The Migrant Workers Alliance for Change, an advocacy group, organized a panel of speakers on Friday to draw attention to two five-year caregiver pilot programs, the Home Child Care Provider Pilot and Home Support Worker Pilot, that are set to expire on June 17. 

The alliance says the programs, which are specifically for applicants with work experience in care giving, are a pathway to permanent residency in Canada.

“These programs are scheduled to terminate on June 17, 2024, but thousands of care workers are already unable to apply for permanent residency and are at risk of deportation due to unreasonably high language and education requirements,” the group says. 

Among the language requirements is a required English test score of level 5, exceeding even the requirement for Canadian citizenship, the group says.

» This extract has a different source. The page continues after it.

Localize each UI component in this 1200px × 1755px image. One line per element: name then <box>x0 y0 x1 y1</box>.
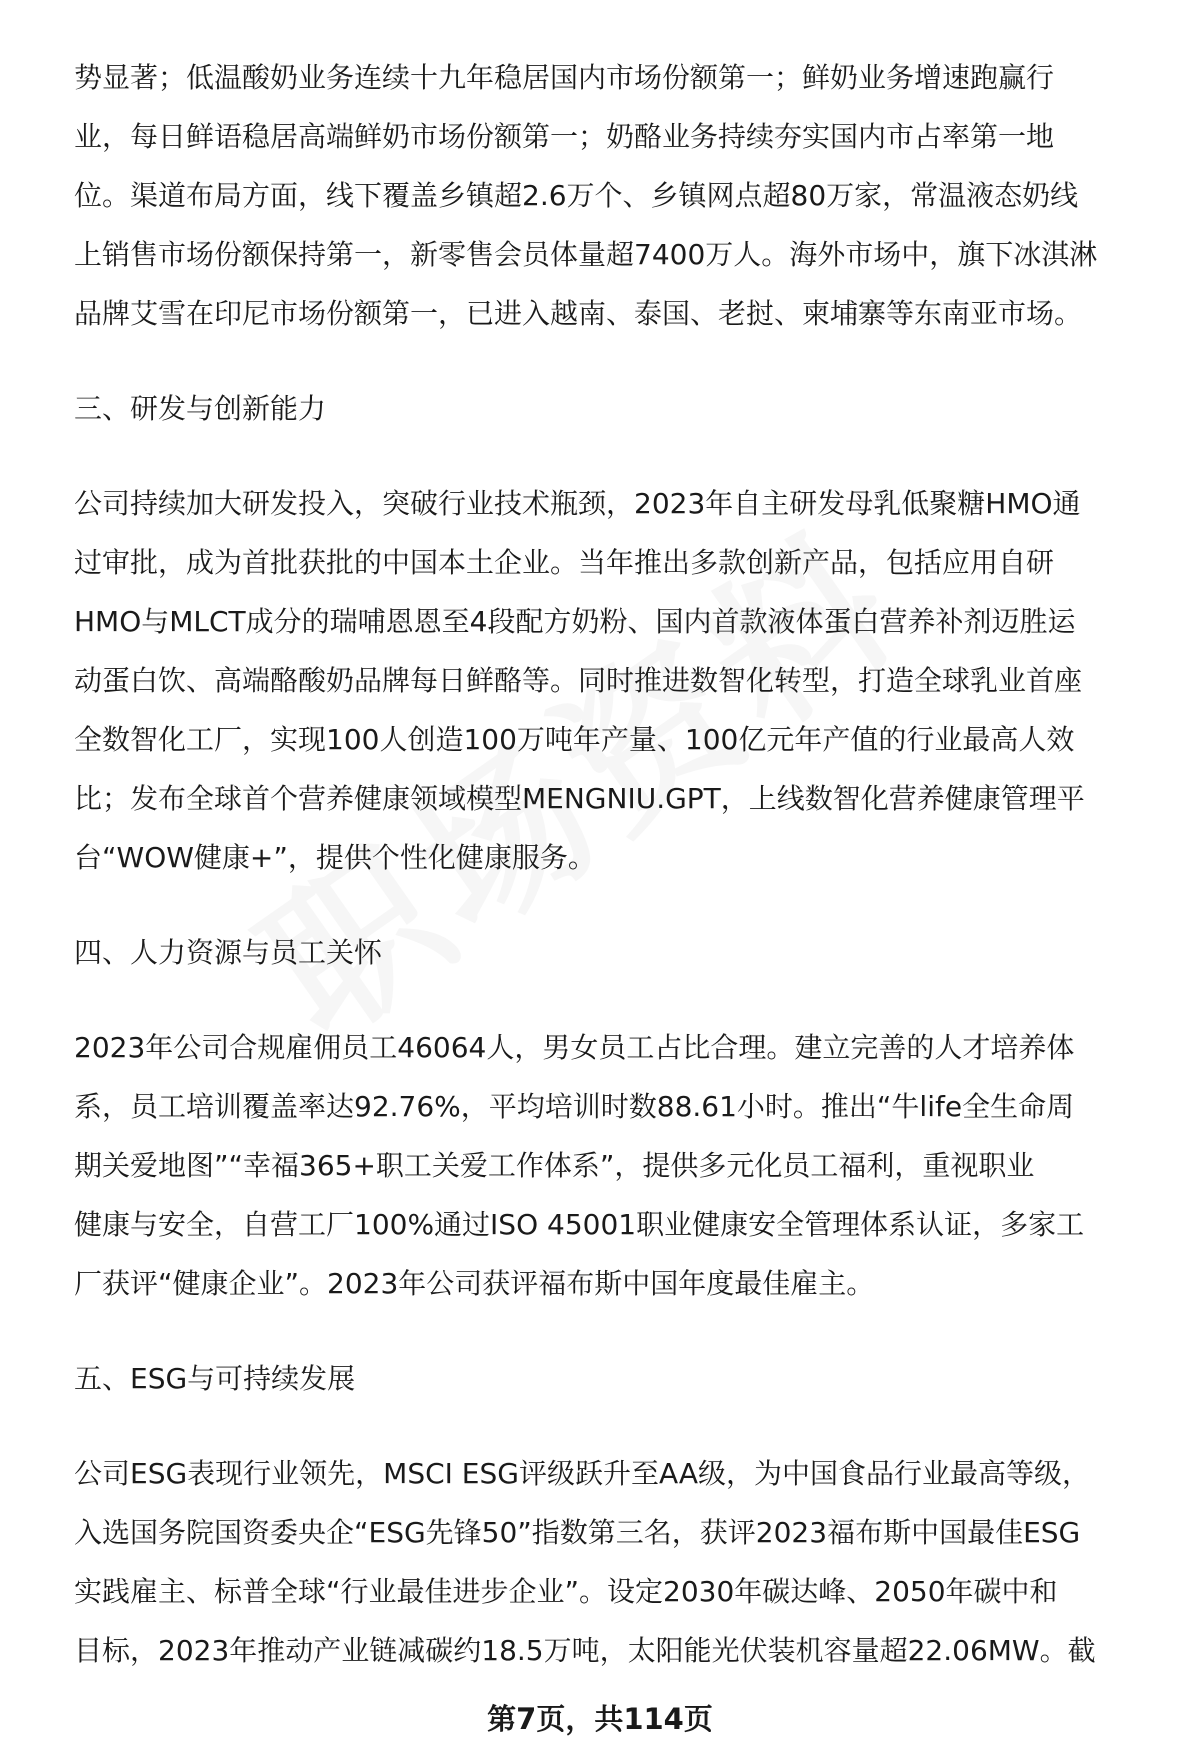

The federal government’s website indicates applicants must demonstrate that they have attained that proficiency in either English or French in reading, writing, speaking and listening. They must prove that they have completed one year post-secondary educational credential or a foreign educational credential equivalent.

Jhoey Dulaca, an organizer of the alliance, said migrant care workers are mostly racialized women, many from the Philippines and Indonesia, who come to Canada to look after children, the sick, and elderly people.

She said getting permanent residency is already a punishing task for thousands of migrant care workers. And the imminent closure of the two pilot programs, both of which started in 2019, will leave many more workers in limbo.

“Together we are here to call on Prime Minister Trudeau to give all migrant care workers in Canada permanent resident status for all without education and English requirements,” Dulaca said.

Dulaca said the group demands that the government regularize all undocumented care workers, provide a path to permanent residency without strenuous language and education requirements and to remove caps on how many permanent residency applications can be processed.

Workers ‘don’t know what’s next,’ advocate says

Arlene Aguillon, a care worker from the Philippines, said she works gruelling hours looking after three children, and has not been able to get her education accredited. 

“My hair has started falling off and it caused me depression,” she said.

Migrant workers won the right to study in 2023, but the alliance says many are unable to pay high international tuition fees or study while working full-time.

Mary Gellatly, a community legal worker with Parkdale Community Legal Services, said many workers “don’t know what’s next” because the government hasn’t made it clear.

“Many people are living in limbo, worried about what’s going to happen,” Gellalty said.

Immigration, Refugees and Citizenship Canada did not respond to requests by CBC Toronto for comment.